# Hand Loads Please!



## T-REX (Mar 1, 2011)

I was wondering if anyone on here would be intrested in doin some hand loads for me for a .300 wsm and/or .270 I have been saving the brass up for both I am willing to pay for this service. I am intrested in seeing how much of a performance difference hand loads would make before I invest in all the equipment to do them myself! Thanks


----------



## sailsunfurled (Oct 2, 2007)

One the big no-no's is reloading for hire. If someone manufactures ammo for sale or fees they need a license from the Feds.
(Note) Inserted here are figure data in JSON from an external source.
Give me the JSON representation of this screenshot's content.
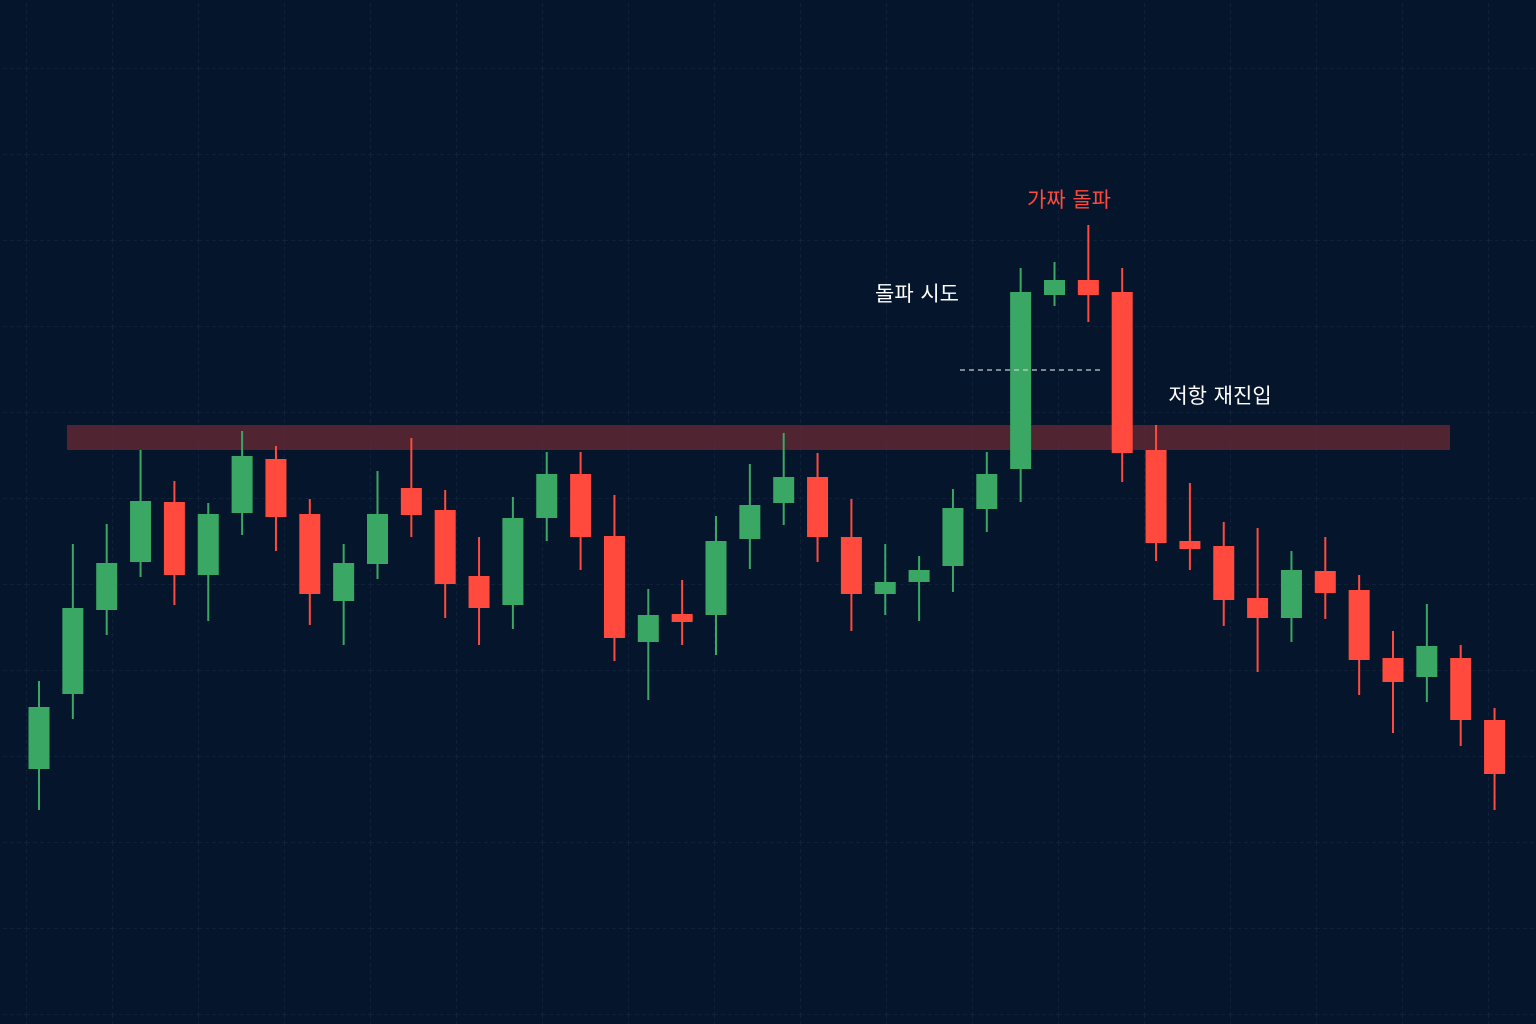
{
  "chart_data": {
    "type": "candlestick",
    "ylim": [
      0,
      1024
    ],
    "open": [
      255,
      330,
      414,
      462,
      522,
      449,
      511,
      565,
      510,
      423,
      460,
      536,
      514,
      448,
      419,
      506,
      550,
      488,
      382,
      410,
      409,
      485,
      521,
      547,
      487,
      430,
      442,
      458,
      515,
      555,
      729,
      744,
      732,
      574,
      483,
      478,
      426,
      406,
      453,
      434,
      366,
      347,
      366,
      304
    ],
    "high": [
      343,
      480,
      500,
      574,
      543,
      521,
      593,
      578,
      525,
      480,
      553,
      586,
      534,
      487,
      527,
      572,
      572,
      529,
      435,
      444,
      508,
      560,
      591,
      571,
      525,
      480,
      468,
      535,
      572,
      756,
      762,
      799,
      756,
      599,
      541,
      502,
      496,
      473,
      487,
      449,
      393,
      420,
      379,
      316
    ],
    "low": [
      214,
      305,
      389,
      447,
      419,
      403,
      489,
      473,
      399,
      379,
      445,
      487,
      406,
      379,
      395,
      483,
      454,
      363,
      324,
      379,
      369,
      455,
      499,
      462,
      393,
      409,
      403,
      432,
      492,
      522,
      718,
      702,
      542,
      463,
      454,
      398,
      352,
      382,
      405,
      329,
      291,
      322,
      278,
      214
    ],
    "close": [
      317,
      416,
      461,
      523,
      449,
      510,
      568,
      507,
      430,
      461,
      510,
      509,
      440,
      416,
      506,
      550,
      487,
      386,
      409,
      402,
      483,
      519,
      547,
      487,
      430,
      442,
      454,
      516,
      550,
      732,
      744,
      729,
      571,
      481,
      475,
      424,
      406,
      454,
      431,
      364,
      342,
      378,
      304,
      250
    ],
    "up_color": "#3aa864",
    "down_color": "#ff4a3d",
    "resistance_zone": [
      574,
      599
    ],
    "zone_color": "#6b2a35",
    "breakout_level": 654,
    "annotations": [
      {
        "text": "가짜 돌파",
        "color": "#ff4a3d"
      },
      {
        "text": "돌파 시도",
        "color": "#ffffff"
      },
      {
        "text": "저항 재진입",
        "color": "#ffffff"
      }
    ]
  }
}
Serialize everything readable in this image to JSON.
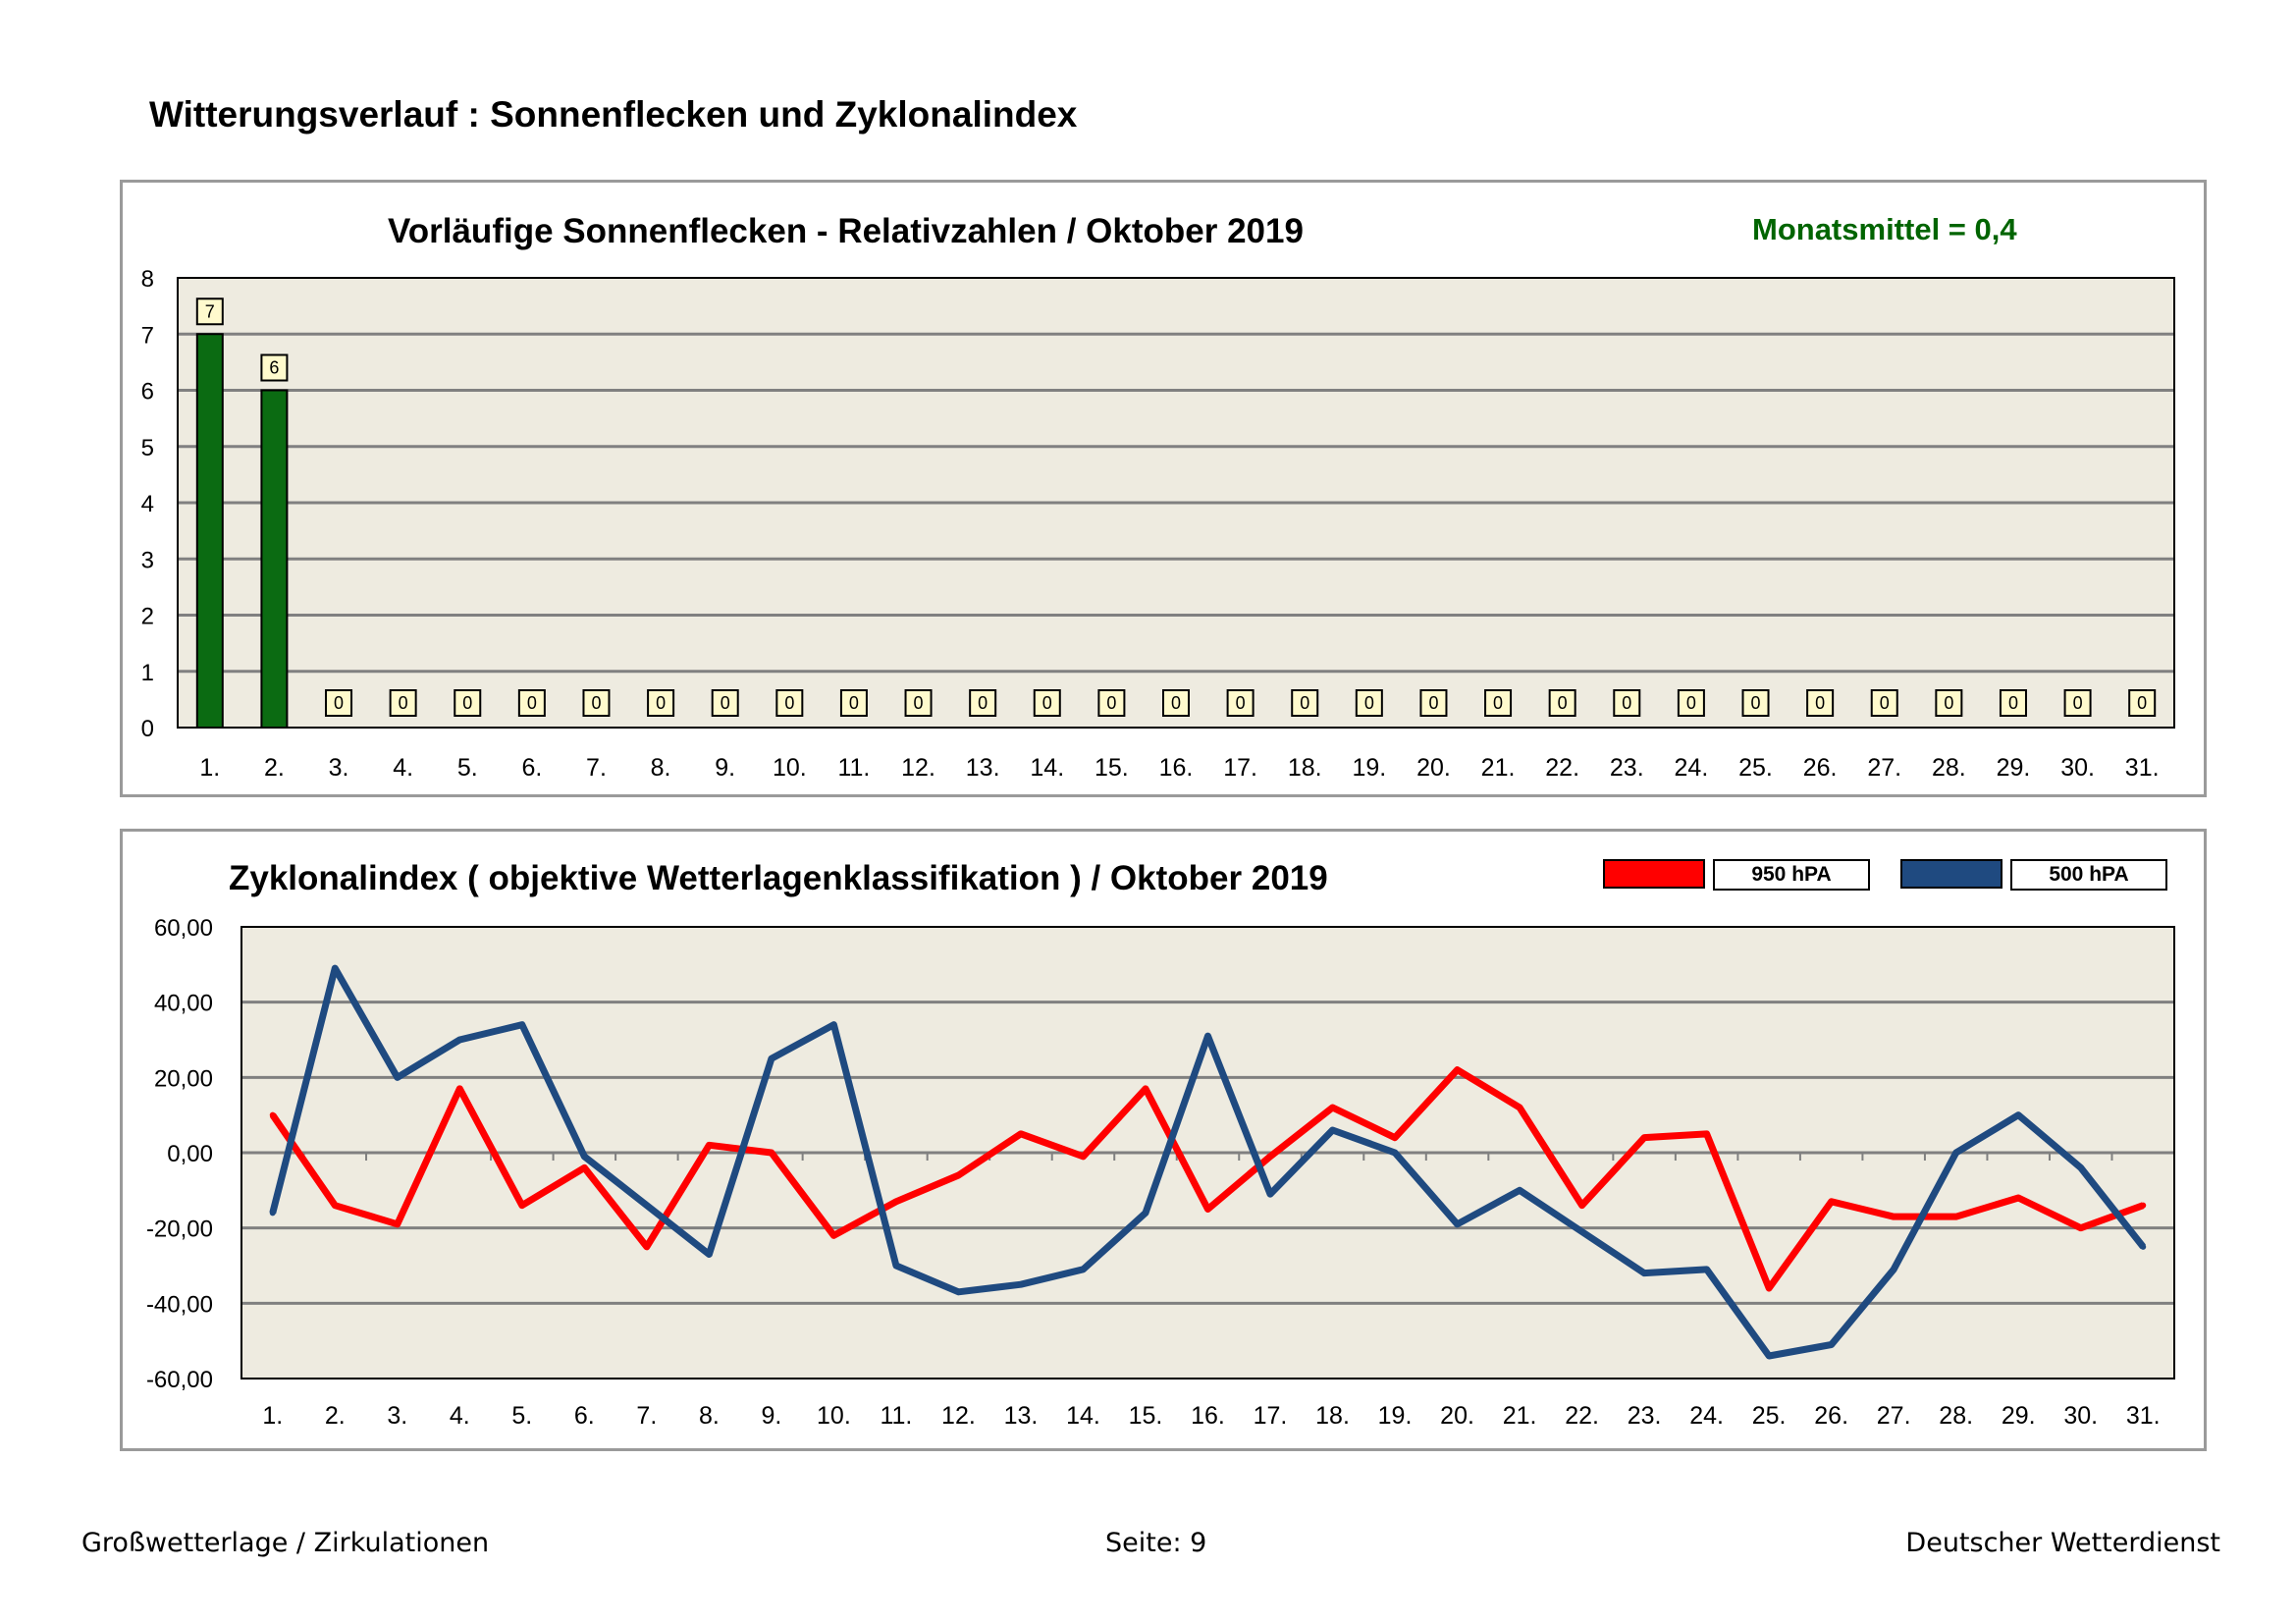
{
  "page": {
    "title": "Witterungsverlauf : Sonnenflecken und Zyklonalindex",
    "footer_left": "Großwetterlage / Zirkulationen",
    "footer_center": "Seite: 9",
    "footer_right": "Deutscher Wetterdienst"
  },
  "colors": {
    "plot_bg": "#eeebe0",
    "bar": "#0b6b12",
    "label_bg": "#fffacd",
    "grid": "#808080",
    "line_950": "#ff0000",
    "line_500": "#1f4a80",
    "mean_text": "#006400"
  },
  "chart_data": [
    {
      "type": "bar",
      "title": "Vorläufige Sonnenflecken - Relativzahlen  /   Oktober 2019",
      "annotation": "Monatsmittel = 0,4",
      "categories": [
        "1.",
        "2.",
        "3.",
        "4.",
        "5.",
        "6.",
        "7.",
        "8.",
        "9.",
        "10.",
        "11.",
        "12.",
        "13.",
        "14.",
        "15.",
        "16.",
        "17.",
        "18.",
        "19.",
        "20.",
        "21.",
        "22.",
        "23.",
        "24.",
        "25.",
        "26.",
        "27.",
        "28.",
        "29.",
        "30.",
        "31."
      ],
      "values": [
        7,
        6,
        0,
        0,
        0,
        0,
        0,
        0,
        0,
        0,
        0,
        0,
        0,
        0,
        0,
        0,
        0,
        0,
        0,
        0,
        0,
        0,
        0,
        0,
        0,
        0,
        0,
        0,
        0,
        0,
        0
      ],
      "ylim": [
        0,
        8
      ],
      "yticks": [
        "0",
        "1",
        "2",
        "3",
        "4",
        "5",
        "6",
        "7",
        "8"
      ],
      "grid": true
    },
    {
      "type": "line",
      "title": "Zyklonalindex  ( objektive Wetterlagenklassifikation )  /  Oktober 2019",
      "categories": [
        "1.",
        "2.",
        "3.",
        "4.",
        "5.",
        "6.",
        "7.",
        "8.",
        "9.",
        "10.",
        "11.",
        "12.",
        "13.",
        "14.",
        "15.",
        "16.",
        "17.",
        "18.",
        "19.",
        "20.",
        "21.",
        "22.",
        "23.",
        "24.",
        "25.",
        "26.",
        "27.",
        "28.",
        "29.",
        "30.",
        "31."
      ],
      "series": [
        {
          "name": "950 hPA",
          "color": "#ff0000",
          "values": [
            10,
            -14,
            -19,
            17,
            -14,
            -4,
            -25,
            2,
            0,
            -22,
            -13,
            -6,
            5,
            -1,
            17,
            -15,
            -1,
            12,
            4,
            22,
            12,
            -14,
            4,
            5,
            -36,
            -13,
            -17,
            -17,
            -12,
            -20,
            -14
          ]
        },
        {
          "name": "500 hPA",
          "color": "#1f4a80",
          "values": [
            -16,
            49,
            20,
            30,
            34,
            -1,
            -14,
            -27,
            25,
            34,
            -30,
            -37,
            -35,
            -31,
            -16,
            31,
            -11,
            6,
            0,
            -19,
            -10,
            -21,
            -32,
            -31,
            -54,
            -51,
            -31,
            0,
            10,
            -4,
            -25
          ]
        }
      ],
      "ylim": [
        -60,
        60
      ],
      "yticks": [
        "-60,00",
        "-40,00",
        "-20,00",
        "0,00",
        "20,00",
        "40,00",
        "60,00"
      ],
      "grid": true,
      "legend": "top-right"
    }
  ]
}
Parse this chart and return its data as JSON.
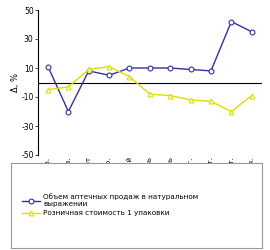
{
  "months": [
    "янв.",
    "фев.",
    "март",
    "апр.",
    "май",
    "июнь",
    "июль",
    "авг.",
    "сент.",
    "окт.",
    "ноя."
  ],
  "series1_label": "Объем аптечных продаж в натуральном\nвыражении",
  "series2_label": "Розничная стоимость 1 упаковки",
  "series1_values": [
    11,
    -20,
    8,
    5,
    10,
    10,
    10,
    9,
    8,
    42,
    35
  ],
  "series2_values": [
    -5,
    -3,
    9,
    11,
    4,
    -8,
    -9,
    -12,
    -13,
    -20,
    -9
  ],
  "series1_color": "#333399",
  "series2_color": "#dddd00",
  "ylim": [
    -50,
    50
  ],
  "yticks": [
    -50,
    -30,
    -10,
    10,
    30,
    50
  ],
  "ylabel": "Δ, %",
  "background_color": "#ffffff"
}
You might consider just buying the dies for your caliber, powder and bullets and someone letting you use their press and set up to "try it" first.


----------



## Firefishvideo (Jul 1, 2010)

I know that retail sale of reloads would be out, but I would imagine that someone could trade you a few rounds for some brass or something similar......without landing you in the penn. I regularly give away rounds to friends and family as gifts. I would be more concerned about having to trust the loads were prepared to be safe for your rifle. Also, to be really accurate in a bolt action rifle, you would have to measure the specific oal for your rifle. If you do some research, you should be able to find some factory rounds that are going to be as accurate as you will be able to be without going through the whole process yourself.


----------



## POPPY (Jan 9, 2008)

use someone press/dies. you do reloading. you supply brass/bullets ect. let him help you set-up & show you what to do & look for.. this is what i do. this will gives you good on job training (reloading). sorry, i live in alabama & i do not have those dies to help you out. Poppy


----------



## shootnstarz (May 4, 2011)

I have a friend that teaches reloading, very reasonable. I'm sure he can teach you on the caliber you need, you just need the dies (I recommend Lee). That way you learn, can get some rounds loaded in your caliber and see if you want to purchase a set up youself. He has all types of presses so you can get a feel for how it all works.

PM me and I'll give you his number.

Rick


----------



## T-REX (Mar 1, 2011)

sailsunfurled said:


> One the big no-no's is reloading for hire. If someone manufactures ammo for sale or fees they need a license from the Feds.
> 
> You might consider just buying the dies for your caliber, powder and bullets and someone letting you use their press and set up to "try it" first.


Thanks for scaring off anyone who may have been willing to do me a good ole boy favor I wasn't planning on reporting them to the ATF!


----------



## omrbh (Aug 22, 2011)

remember that grabbing a loading manual and components and running off a batch will not necessarily give you an accurate load. That's the pleasure of hand loading. Spending time experimenting by altering components, one at a time, looking for a load that is just right for you and your particular firearm


----------



## FrankwT (Jul 25, 2010)

T-REX said:


> I was wondering if anyone on here would be intrested in doin some hand loads for me for a .300 wsm and/or .270 I have been saving the brass up for both I am willing to pay for this service. I am intrested in seeing how much of a performance difference hand loads would make before I invest in all the equipment to do them myself! Thanks


I am sure what you meant to say was: "would someone show me how to reload on their equipment so I could try it to learn how before I buy a press". I will buy all supplies necessary"


----------